Bundled payments could be considered among the oldest of the “new” risk-based payment models that are becoming more common as payers shift more financial risk onto physicians. The roots of the payment model go back to the Medicare inpatient prospective payment system that was launched in 1983.
By 2016, almost 35 percent of physicians responding to an AMA survey reported receiving some payment from a bundled-payment agreement. On average, these physicians received 8.8 percent of their practice revenue from such contracts.
A 2015 AMA-Rand Corp. report, Effects of Health Care Payment Models on Physician Practice in the United States, had mixed findings on bundled-payment agreements.
“Although interest in bundled-payment programs is high among private-sector payers, early adopters have faced significant, and sometimes insurmountable, hurdles,” the report states, citing a previous Rand study published in Health Affairs.
These hurdles include defining the bundles in terms of which services are included or excluded and determining accountability for each episode of care when many providers care for a patient.
When defining the length of an episode, the AMA recommends identifying a specific diagnosis or procedure code that triggers the start of an episode as well as identifying which services will be covered until it ends. Even with seemingly obviously defined episodes such as hip-fracture treatment, specificity is recommended.
“It is important to include specific contractual language to specify whether the episode includes follow-up care or surgery, management of complications from surgery,” the AMA resource says. The contract should also specify whether health conditions not related to the initial episode—such as developing community-acquired pneumonia within 30 days of the surgery—are considered part of the episode of care included in the bundled payment.
“In general, more detail is better than less when defining the episode in the agreement,” the resource advises.
Defining the beginning and end of episodes are particularly important in scenarios where services are provided by multiple physicians and providers in multiple settings.

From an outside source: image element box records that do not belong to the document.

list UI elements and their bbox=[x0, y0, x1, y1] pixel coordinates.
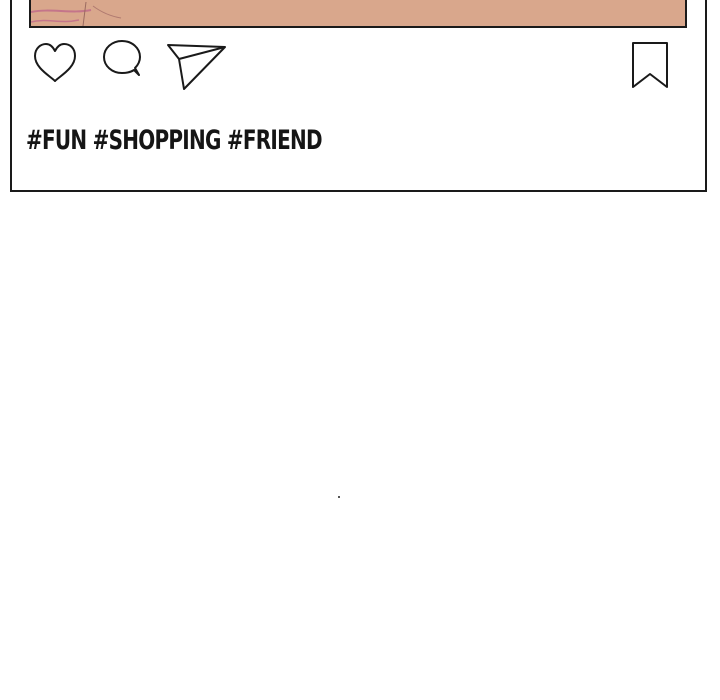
paper-plane-icon bbox=[167, 44, 226, 90]
post-hashtags: #FUN #SHOPPING #FRIEND bbox=[26, 125, 323, 156]
post-image-artwork bbox=[31, 0, 685, 26]
like-button[interactable] bbox=[32, 42, 78, 84]
save-button[interactable] bbox=[631, 41, 669, 89]
stray-dot bbox=[338, 496, 340, 498]
speech-bubble-icon bbox=[103, 40, 141, 76]
post-card: #FUN #SHOPPING #FRIEND bbox=[10, 0, 707, 192]
bookmark-icon bbox=[632, 42, 668, 88]
comment-button[interactable] bbox=[101, 39, 143, 81]
share-button[interactable] bbox=[166, 43, 228, 91]
heart-icon bbox=[34, 43, 76, 82]
post-image[interactable] bbox=[29, 0, 687, 28]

“An episodic, bundled payment for a patient who has experienced chronic heart failure might be limited to the time period of an inpatient admission for a heart attack, or may extend to include the initial inpatient admission, follow-up outpatient care, and cardiac rehab (including the services of multiple physicians and non-physician practitioners within each setting),” the resource states.
Physicians also should include a contract provision that protects them against unforeseen events that could create a dramatic increase in care costs beyond their ability to control.
“Uncontrollable, game-changing events, such as the introduction of a high-cost specialty drug or a national drug shortage, can adversely affect the financial benefit of participation in a bundled or episode-based model,” the AMA resource states. The resource’s model contract language includes a provision terminating the agreement if such circumstances occur.
“Physician shall have the right to immediately terminate this Agreement,” the model contract states. “For purposes of this agreement ‘substantially exceeds’ shall mean an increase of 100 percent or more of the stated episode payment.”